I have a 2011 iMac, which is kind of on it’s last legs re software updates etc…but it does have some extra RAM and a reasonably new SSD. However, it’s only a 275gb drive. Enough for the iMac to function, but no good for storage as well.

Welcome! The operating system and media are all stored on the single internal 1TB SSD drive. I swapped out the original glacially slow 5400rpm 500GB drive when I bought it. As a result it is still pretty snappy in terms of every day use and boots up in 20 seconds.

Time Machine can be used on any external drive as a back up, the drive of choice selected in System Preferences. Time Machine works very well too - I had to use a few weeks back when something went wrong with an update and it then restored the Mini overnight.

I just have my Contacts, iCal, Mail, Podcasts, Safari, Apple TV and Apple Music synced to iCloud (and other idevices), that way, if anything falls over, it is easy to retrieve important data.

Understood re the iMac, a 2011 iMac is getting old, as is my 2012 Mini! IIRC, the Catalina OS becomes a legacy OS later this year, if so I’m probably going to buy a new M1 Mini when that happens, as this little unit has been a superb everyday family Mac and music server.

1 Like

Sources for me are separate (mirrored) Synology NAS devices for my music and photos/home videos.
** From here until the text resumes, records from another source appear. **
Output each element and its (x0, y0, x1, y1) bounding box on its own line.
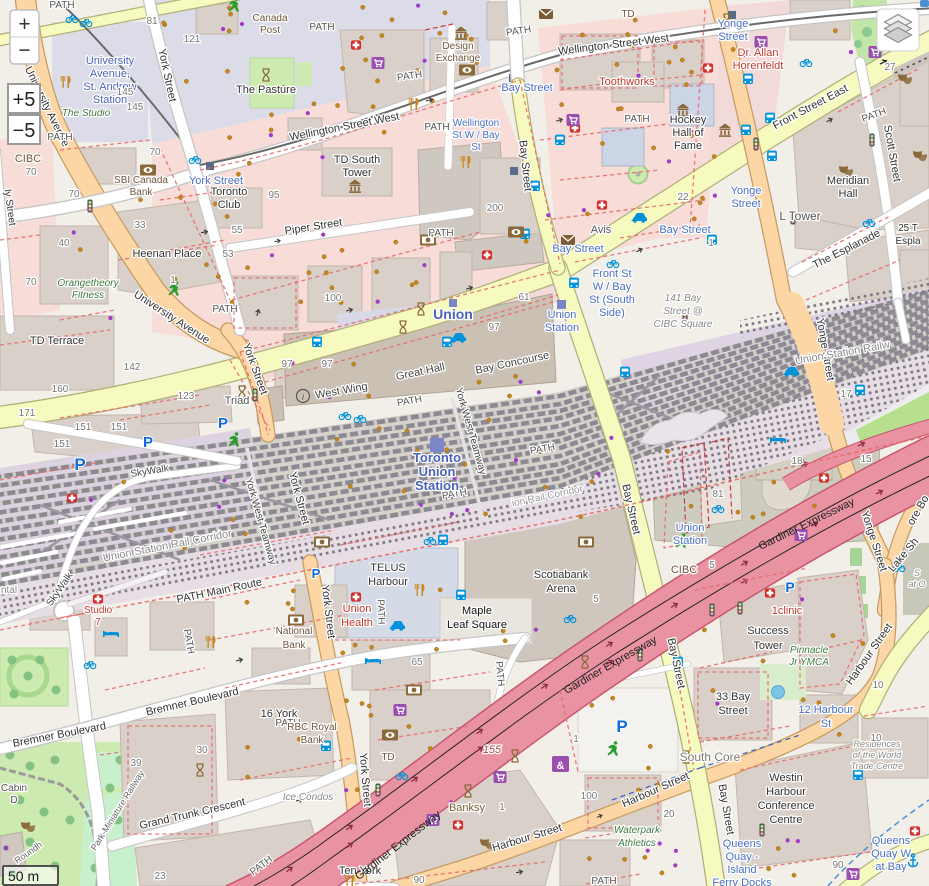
svg-text:145: 145 (117, 87, 134, 98)
svg-text:160: 160 (52, 384, 69, 395)
svg-text:Queens: Queens (872, 835, 911, 847)
svg-text:L Tower: L Tower (779, 209, 820, 223)
svg-text:151: 151 (111, 422, 128, 433)
svg-text:Street: Street (718, 705, 747, 717)
svg-text:TD South: TD South (334, 154, 380, 166)
svg-text:70: 70 (68, 189, 80, 200)
svg-text:D: D (10, 795, 17, 806)
svg-text:10: 10 (872, 680, 884, 691)
svg-text:Bank: Bank (301, 735, 325, 746)
svg-text:−: − (18, 39, 30, 62)
svg-text:33: 33 (134, 220, 146, 231)
svg-text:70: 70 (25, 277, 37, 288)
svg-text:CIBC Square: CIBC Square (654, 319, 713, 330)
svg-text:Side): Side) (599, 307, 625, 319)
svg-text:90: 90 (832, 860, 844, 871)
svg-text:1clinic: 1clinic (772, 605, 803, 617)
svg-text:1: 1 (499, 802, 505, 813)
svg-text:5: 5 (709, 560, 715, 571)
svg-text:Bank: Bank (283, 640, 307, 651)
svg-text:81: 81 (146, 16, 158, 27)
svg-text:St: St (471, 142, 481, 153)
svg-text:Waterpark: Waterpark (614, 825, 661, 836)
svg-text:151: 151 (75, 422, 92, 433)
svg-text:W / Bay: W / Bay (593, 281, 632, 293)
svg-text:Conference: Conference (758, 800, 815, 812)
svg-text:PATH: PATH (49, 0, 74, 11)
svg-text:70: 70 (25, 167, 37, 178)
svg-text:7: 7 (95, 617, 101, 628)
svg-text:The Studio: The Studio (62, 108, 111, 119)
svg-text:CIBC: CIBC (671, 564, 697, 576)
svg-text:Union: Union (433, 306, 473, 322)
svg-text:1: 1 (573, 734, 579, 745)
svg-text:PATH: PATH (493, 661, 506, 687)
svg-text:South Core: South Core (680, 750, 741, 764)
svg-text:145: 145 (127, 102, 144, 113)
svg-text:Hall of: Hall of (672, 127, 704, 139)
svg-text:23: 23 (154, 871, 166, 882)
svg-text:Scotiabank: Scotiabank (534, 569, 589, 581)
svg-text:Maple: Maple (462, 605, 492, 617)
svg-text:25 T: 25 T (898, 223, 918, 234)
svg-text:123: 123 (178, 391, 195, 402)
svg-text:TD: TD (621, 9, 634, 20)
svg-text:Avenue,: Avenue, (90, 68, 130, 80)
svg-text:Jr YMCA: Jr YMCA (788, 657, 829, 668)
svg-text:Banksy: Banksy (449, 802, 486, 814)
svg-text:100: 100 (325, 293, 342, 304)
svg-text:Street @: Street @ (663, 306, 703, 317)
svg-text:100: 100 (581, 791, 598, 802)
svg-text:Island: Island (727, 864, 756, 876)
svg-text:70: 70 (149, 147, 161, 158)
svg-text:Health: Health (341, 617, 373, 629)
svg-text:P: P (785, 579, 794, 595)
svg-text:Bank: Bank (130, 187, 154, 198)
svg-text:PATH: PATH (424, 122, 449, 133)
svg-text:55: 55 (231, 225, 243, 236)
svg-text:Toothworks: Toothworks (599, 76, 655, 88)
svg-text:Club: Club (218, 199, 241, 211)
svg-text:PATH: PATH (309, 22, 334, 33)
svg-text:Wellington: Wellington (453, 118, 500, 129)
svg-text:Hockey: Hockey (670, 114, 707, 126)
svg-text:Tower: Tower (753, 640, 783, 652)
svg-text:Leaf Square: Leaf Square (447, 619, 507, 631)
svg-text:Queens: Queens (723, 838, 762, 850)
svg-text:10: 10 (870, 733, 882, 744)
svg-text:27: 27 (884, 62, 896, 73)
svg-text:Centre: Centre (769, 814, 802, 826)
svg-text:Bay Street: Bay Street (501, 82, 552, 94)
svg-text:of the World: of the World (853, 750, 903, 760)
svg-text:University: University (86, 55, 135, 67)
svg-text:15: 15 (860, 454, 872, 465)
svg-text:Street: Street (731, 198, 760, 210)
svg-text:National: National (276, 626, 313, 637)
svg-text:at Bay: at Bay (875, 861, 907, 873)
svg-text:ntal: ntal (1, 585, 17, 596)
svg-text:Athletics: Athletics (617, 838, 656, 849)
svg-text:TELUS: TELUS (370, 562, 405, 574)
svg-text:Trade Centre: Trade Centre (851, 761, 903, 771)
svg-text:Espla: Espla (895, 236, 920, 247)
svg-text:PATH: PATH (591, 876, 616, 886)
svg-text:Studio: Studio (84, 605, 113, 616)
svg-text:Union: Union (548, 309, 577, 321)
svg-text:Meridian: Meridian (827, 175, 869, 187)
svg-text:Avis: Avis (591, 224, 612, 236)
svg-text:33 Bay: 33 Bay (716, 691, 751, 703)
svg-text:39: 39 (130, 758, 142, 769)
svg-text:−5: −5 (13, 120, 36, 142)
svg-text:Union: Union (343, 603, 372, 615)
svg-text:61: 61 (518, 292, 530, 303)
svg-text:Dr. Allan: Dr. Allan (738, 47, 779, 59)
svg-text:P: P (74, 455, 85, 474)
svg-text:P: P (143, 434, 153, 451)
svg-text:&: & (557, 760, 565, 772)
svg-text:Yonge: Yonge (718, 18, 749, 30)
svg-text:95: 95 (268, 190, 280, 201)
svg-text:65: 65 (411, 657, 423, 668)
svg-text:Post: Post (260, 25, 280, 36)
svg-text:97: 97 (488, 322, 500, 333)
svg-text:121: 121 (184, 34, 201, 45)
svg-text:5: 5 (593, 594, 599, 605)
svg-text:St W / Bay: St W / Bay (452, 130, 499, 141)
svg-text:81: 81 (712, 489, 724, 500)
svg-text:155: 155 (483, 744, 502, 756)
svg-text:SBI Canada: SBI Canada (114, 175, 168, 186)
svg-text:97: 97 (281, 359, 293, 370)
svg-text:17: 17 (840, 389, 852, 400)
svg-text:Canada: Canada (252, 13, 287, 24)
svg-text:TD Terrace: TD Terrace (30, 335, 84, 347)
svg-text:142: 142 (124, 362, 141, 373)
svg-text:200: 200 (487, 203, 504, 214)
svg-text:Ice Condos: Ice Condos (283, 792, 334, 803)
svg-text:Heenan Place: Heenan Place (132, 248, 201, 260)
svg-text:Cabin: Cabin (1, 783, 27, 794)
svg-text:P: P (312, 566, 321, 581)
svg-text:Union: Union (676, 522, 705, 534)
svg-text:Triad: Triad (225, 395, 250, 407)
svg-text:40: 40 (58, 238, 70, 249)
svg-text:St (South: St (South (589, 294, 635, 306)
svg-text:18: 18 (791, 456, 803, 467)
svg-text:12 Harbour: 12 Harbour (798, 704, 853, 716)
svg-text:Arena: Arena (546, 583, 576, 595)
svg-text:Street: Street (718, 31, 747, 43)
svg-text:Harbour: Harbour (368, 576, 408, 588)
svg-text:Yonge: Yonge (731, 185, 762, 197)
svg-text:Union: Union (419, 464, 456, 479)
svg-text:151: 151 (54, 439, 71, 450)
svg-text:Bay Street: Bay Street (552, 243, 603, 255)
svg-text:Toronto: Toronto (211, 186, 248, 198)
svg-text:Hall: Hall (839, 188, 858, 200)
svg-text:53: 53 (222, 249, 234, 260)
svg-text:171: 171 (19, 408, 36, 419)
svg-text:22: 22 (677, 192, 689, 203)
svg-text:TD: TD (381, 752, 394, 763)
svg-text:P: P (218, 415, 228, 432)
svg-text:Exchange: Exchange (436, 53, 481, 64)
svg-text:Bay Street: Bay Street (659, 224, 710, 236)
svg-text:P: P (616, 717, 627, 736)
svg-text:+: + (18, 13, 30, 36)
svg-text:Toronto: Toronto (413, 450, 461, 465)
svg-text:PATH: PATH (375, 599, 387, 625)
svg-text:PATH: PATH (428, 228, 453, 239)
svg-text:Tower: Tower (342, 167, 372, 179)
svg-text:Station: Station (545, 322, 579, 334)
svg-text:Front St: Front St (592, 268, 631, 280)
svg-text:20: 20 (663, 809, 675, 820)
svg-text:Quay W: Quay W (871, 848, 911, 860)
svg-text:Fitness: Fitness (72, 290, 104, 301)
svg-text:Fame: Fame (674, 140, 702, 152)
svg-text:1: 1 (708, 238, 714, 249)
svg-text:PATH: PATH (212, 304, 237, 315)
svg-text:Success: Success (747, 625, 789, 637)
svg-text:50 m: 50 m (8, 868, 39, 884)
svg-text:Station: Station (673, 535, 707, 547)
svg-text:141 Bay: 141 Bay (665, 293, 703, 304)
svg-text:1: 1 (170, 275, 176, 286)
svg-text:at O: at O (908, 579, 925, 589)
svg-text:CIBC: CIBC (15, 153, 41, 165)
svg-text:Harbour: Harbour (766, 786, 806, 798)
svg-text:Westin: Westin (769, 772, 802, 784)
svg-text:97: 97 (321, 359, 333, 370)
svg-text:30: 30 (196, 745, 208, 756)
svg-text:The Pasture: The Pasture (236, 84, 296, 96)
svg-text:Station: Station (415, 478, 459, 493)
svg-text:16 York: 16 York (261, 708, 298, 720)
svg-text:Quay -: Quay - (725, 851, 758, 863)
svg-text:St: St (821, 718, 831, 730)
svg-text:Ferry Docks: Ferry Docks (712, 877, 772, 886)
svg-text:S: S (914, 568, 920, 578)
svg-text:90: 90 (413, 875, 425, 886)
svg-text:Orangetheory: Orangetheory (57, 278, 119, 289)
svg-text:York Street: York Street (189, 175, 243, 187)
svg-text:Pinnacle: Pinnacle (790, 645, 829, 656)
svg-text:RBC Royal: RBC Royal (287, 722, 336, 733)
svg-text:Design: Design (442, 41, 473, 52)
svg-text:PATH: PATH (624, 114, 649, 125)
svg-text:PATH: PATH (47, 132, 72, 143)
svg-text:Horenfeldt: Horenfeldt (733, 60, 784, 72)
svg-text:+5: +5 (13, 89, 36, 111)
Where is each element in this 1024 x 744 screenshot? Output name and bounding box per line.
My backups are taken reasonably regularly (I don’t buy much music these days since I stream from Tidal via ROON), and are stored on WD USB-3 external hard drives located at my brother’s home some 50 miles away.

Probably at a bit of a risk if a nuclear device explodes midway between our two homes, but other than that I feel pretty safe with this arrangement.

It’s probably a generational thing, but I have never felt particularly comfortable with true cloud storage.

Any CDs I rip or downloads go to an external HDD and also get copied to the QNAP NAS so I have at least 2 copies. I should really get an external SSD as a 2nd backup just to be really safe.
For me at the moment cloud backup is not an option. I have a relatively modest (compared with some on here) collection of about 500GB of FLAC files but my broadband only has 1Mb uploads so to upload 500GB would take about 50 days! And that would prevent anything but the most simple browsing while the upload was taking place.